Hey, I have searched for a solution to this but can’t find a definitive answer.
It seems as if NVTX is able to annotate cuda behaviour and provide the necessary runtime statistics, but only for API calls. Am I missing something? Can the kernels be annotated in this manner? And if so, does anybody have a resource that shows examples on how to do this?
What I am trying to do and why:
I have a looping sequence of kernels that refines an answer until a “desired threshold” has been met. The ideal number of times the sequence of kernels gets called depends on the data.
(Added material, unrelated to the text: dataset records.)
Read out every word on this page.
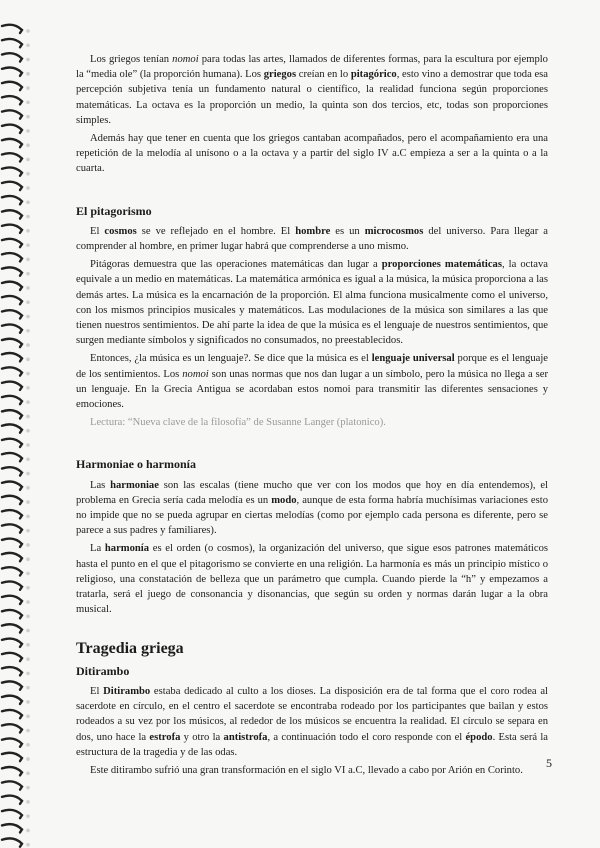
Los griegos tenían nomoi para todas las artes, llamados de diferentes formas, para la escultura por ejemplo la “media ole” (la proporción humana). Los griegos creían en lo pitagórico, esto vino a demostrar que toda esa percepción subjetiva tenía un fundamento natural o científico, la realidad funciona según proporciones matemáticas. La octava es la proporción un medio, la quinta son dos tercios, etc, todas son proporciones simples.

Además hay que tener en cuenta que los griegos cantaban acompañados, pero el acompañamiento era una repetición de la melodía al unísono o a la octava y a partir del siglo IV a.C empieza a ser a la quinta o a la cuarta.

El pitagorismo

El cosmos se ve reflejado en el hombre. El hombre es un microcosmos del universo. Para llegar a comprender al hombre, en primer lugar habrá que comprenderse a uno mismo.

Pitágoras demuestra que las operaciones matemáticas dan lugar a proporciones matemáticas, la octava equivale a un medio en matemáticas. La matemática armónica es igual a la música, la música proporciona a las demás artes. La música es la encarnación de la proporción. El alma funciona musicalmente como el universo, con los mismos principios musicales y matemáticos. Las modulaciones de la música son similares a las que tienen nuestros sentimientos. De ahí parte la idea de que la música es el lenguaje de nuestros sentimientos, que surgen mediante símbolos y significados no consumados, no preestablecidos.

Entonces, ¿la música es un lenguaje?. Se dice que la música es el lenguaje universal porque es el lenguaje de los sentimientos. Los nomoi son unas normas que nos dan lugar a un símbolo, pero la música no llega a ser un lenguaje. En la Grecia Antigua se acordaban estos nomoi para transmitir las diferentes sensaciones y emociones.

Lectura: “Nueva clave de la filosofía” de Susanne Langer (platonico).

Harmoniae o harmonía

Las harmoniae son las escalas (tiene mucho que ver con los modos que hoy en día entendemos), el problema en Grecia sería cada melodía es un modo, aunque de esta forma habría muchísimas variaciones esto no impide que no se pueda agrupar en ciertas melodías (como por ejemplo cada persona es diferente, pero se parece a sus padres y familiares).

La harmonía es el orden (o cosmos), la organización del universo, que sigue esos patrones matemáticos hasta el punto en el que el pitagorismo se convierte en una religión. La harmonía es más un principio místico o religioso, una constatación de belleza que un parámetro que cumpla. Cuando pierde la “h” y empezamos a tratarla, será el juego de consonancia y disonancias, que según su orden y normas darán lugar a la obra musical.

Tragedia griega
Ditirambo

El Ditirambo estaba dedicado al culto a los dioses. La disposición era de tal forma que el coro rodea al sacerdote en círculo, en el centro el sacerdote se encontraba rodeado por los participantes que bailan y estos rodeados a su vez por los músicos, al rededor de los músicos se encuentra la realidad. El círculo se separa en dos, uno hace la estrofa y otro la antistrofa, a continuación todo el coro responde con el épodo. Esta será la estructura de la tragedia y de las odas.

Este ditirambo sufrió una gran transformación en el siglo VI a.C, llevado a cabo por Arión en Corinto.

5
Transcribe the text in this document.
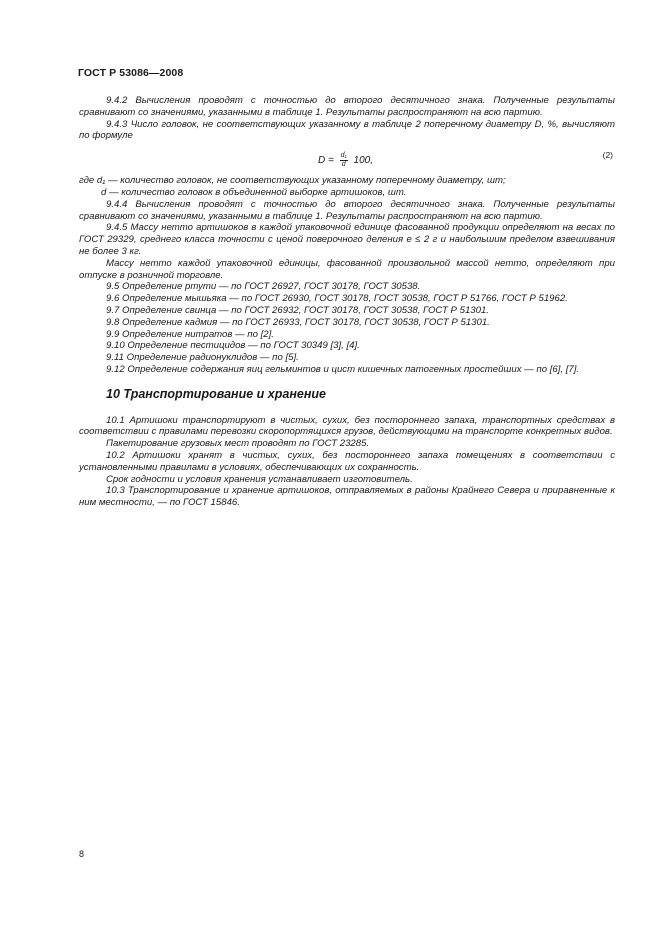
ГОСТ Р 53086—2008

9.4.2 Вычисления проводят с точностью до второго десятичного знака. Полученные результаты сравнивают со значениями, указанными в таблице 1. Результаты распространяют на всю партию.

9.4.3 Число головок, не соответствующих указанному в таблице 2 поперечному диаметру D, %, вычисляют по формуле

$D = \frac{\text{d₁}}{d} 100$,
(2)

где d₁ — количество головок, не соответствующих указанному поперечному диаметру, шт;

d — количество головок в объединенной выборке артишоков, шт.

9.4.4 Вычисления проводят с точностью до второго десятичного знака. Полученные результаты сравнивают со значениями, указанными в таблице 1. Результаты распространяют на всю партию.

9.4.5 Массу нетто артишоков в каждой упаковочной единице фасованной продукции определяют на весах по ГОСТ 29329, среднего класса точности с ценой поверочного деления е ≤ 2 г и наибольшим пределом взвешивания не более 3 кг.

Массу нетто каждой упаковочной единицы, фасованной произвольной массой нетто, определяют при отпуске в розничной торговле.

9.5 Определение ртути — по ГОСТ 26927, ГОСТ 30178, ГОСТ 30538.

9.6 Определение мышьяка — по ГОСТ 26930, ГОСТ 30178, ГОСТ 30538, ГОСТ Р 51766, ГОСТ Р 51962.

9.7 Определение свинца — по ГОСТ 26932, ГОСТ 30178, ГОСТ 30538, ГОСТ Р 51301.

9.8 Определение кадмия — по ГОСТ 26933, ГОСТ 30178, ГОСТ 30538, ГОСТ Р 51301.

9.9 Определение нитратов — по [2].

9.10 Определение пестицидов — по ГОСТ 30349 [3], [4].

9.11 Определение радионуклидов — по [5].

9.12 Определение содержания яиц гельминтов и цист кишечных патогенных простейших — по [6], [7].

10 Транспортирование и хранение

10.1 Артишоки транспортируют в чистых, сухих, без постороннего запаха, транспортных средствах в соответствии с правилами перевозки скоропортящихся грузов, действующими на транспорте конкретных видов.

Пакетирование грузовых мест проводят по ГОСТ 23285.

10.2 Артишоки хранят в чистых, сухих, без постороннего запаха помещениях в соответствии с установленными правилами в условиях, обеспечивающих их сохранность.

Срок годности и условия хранения устанавливает изготовитель.

10.3 Транспортирование и хранение артишоков, отправляемых в районы Крайнего Севера и приравненные к ним местности, — по ГОСТ 15846.

8
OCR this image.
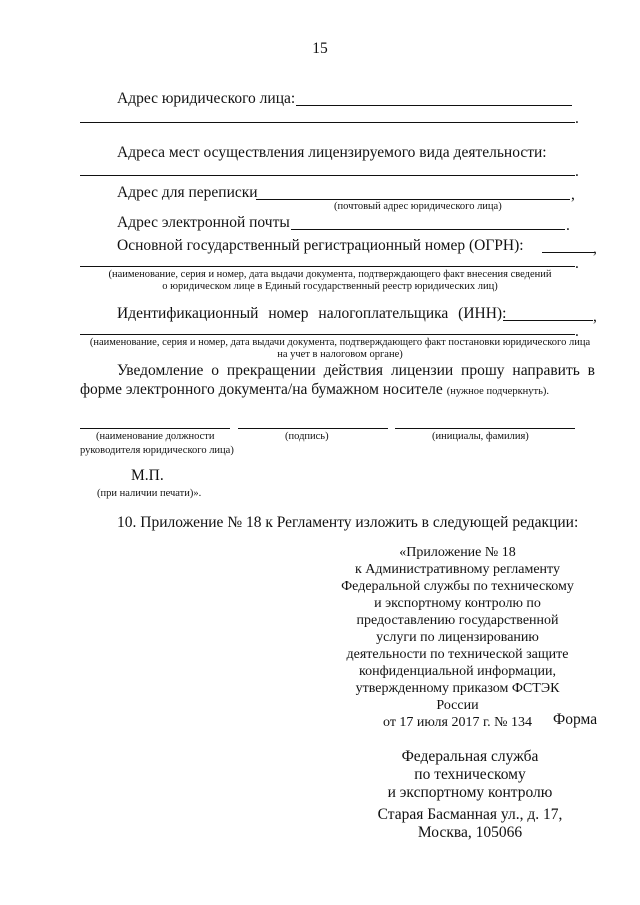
15
Адрес юридического лица:
.
Адреса мест осуществления лицензируемого вида деятельности:
.
Адрес для переписки	,
(почтовый адрес юридического лица)
Адрес электронной почты	.
Основной государственный регистрационный номер (ОГРН):	,
.
(наименование, серия и номер, дата выдачи документа, подтверждающего факт внесения сведений
о юридическом лице в Единый государственный реестр юридических лиц)
Идентификационный номер налогоплательщика (ИНН):	,
.
(наименование, серия и номер, дата выдачи документа, подтверждающего факт постановки юридического лица
на учет в налоговом органе)
Уведомление о прекращении действия лицензии прошу направить в
форме электронного документа/на бумажном носителе (нужное подчеркнуть).
(наименование должности
руководителя юридического лица)
(подпись)	(инициалы, фамилия)
М.П.
(при наличии печати)».
10. Приложение № 18 к Регламенту изложить в следующей редакции:
«Приложение № 18
к Административному регламенту
Федеральной службы по техническому
и экспортному контролю по
предоставлению государственной
услуги по лицензированию
деятельности по технической защите
конфиденциальной информации,
утвержденному приказом ФСТЭК России
от 17 июля 2017 г. № 134	Форма
Федеральная служба
по техническому
и экспортному контролю
Старая Басманная ул., д. 17,
Москва, 105066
Originally, I had the CPU just loop on the sequence and the kernels would themselves early out if there was no work to be done. The problem was that the CPU would issue say 100 loop iterations to the GPU, but if the data found an answer after 3 iterations, the stream would have to continue for the remaining 97 iterations. The kernels would early out, but they would also still be issued and executed. eg. For kernel sequence [A->B->C], the CPU would issue:
[A0->B0->C0]->[A1->B1->C1]-> … -> [A99->B99->C99]
Once the above was working, I changed the code to have the loop be issued in a kernel and use the dynamic parallelism features to have the actual iteration sequences be issued as child launches of the looping kernel. The looping kernel would then have access to the intermediate results and be able to determine if additional looping is necesssary (or if not exit). This also works.
The problem is that the profiler (nsight in my case) only tracks timing information for the kernel executing the loop and I no longer am able to track the timing of the individual sequence kernels being called FROM the loop kernel.
So instead of having detailed information on all the AN, BN and CN kernels all I see is one kernel launch of the kernel executing the loop that uses DP to launch the A->B->C sequences. I no longer have the times for A, B and C. More importantly I don’t know how many times the loop has actually executed.
Ideally I could annotate each of the A, B and C kernels to identify their start/end times (from the DP loop’s perspective) and have that reported to nsight so I could see how long they executed and how many times the loop iterated.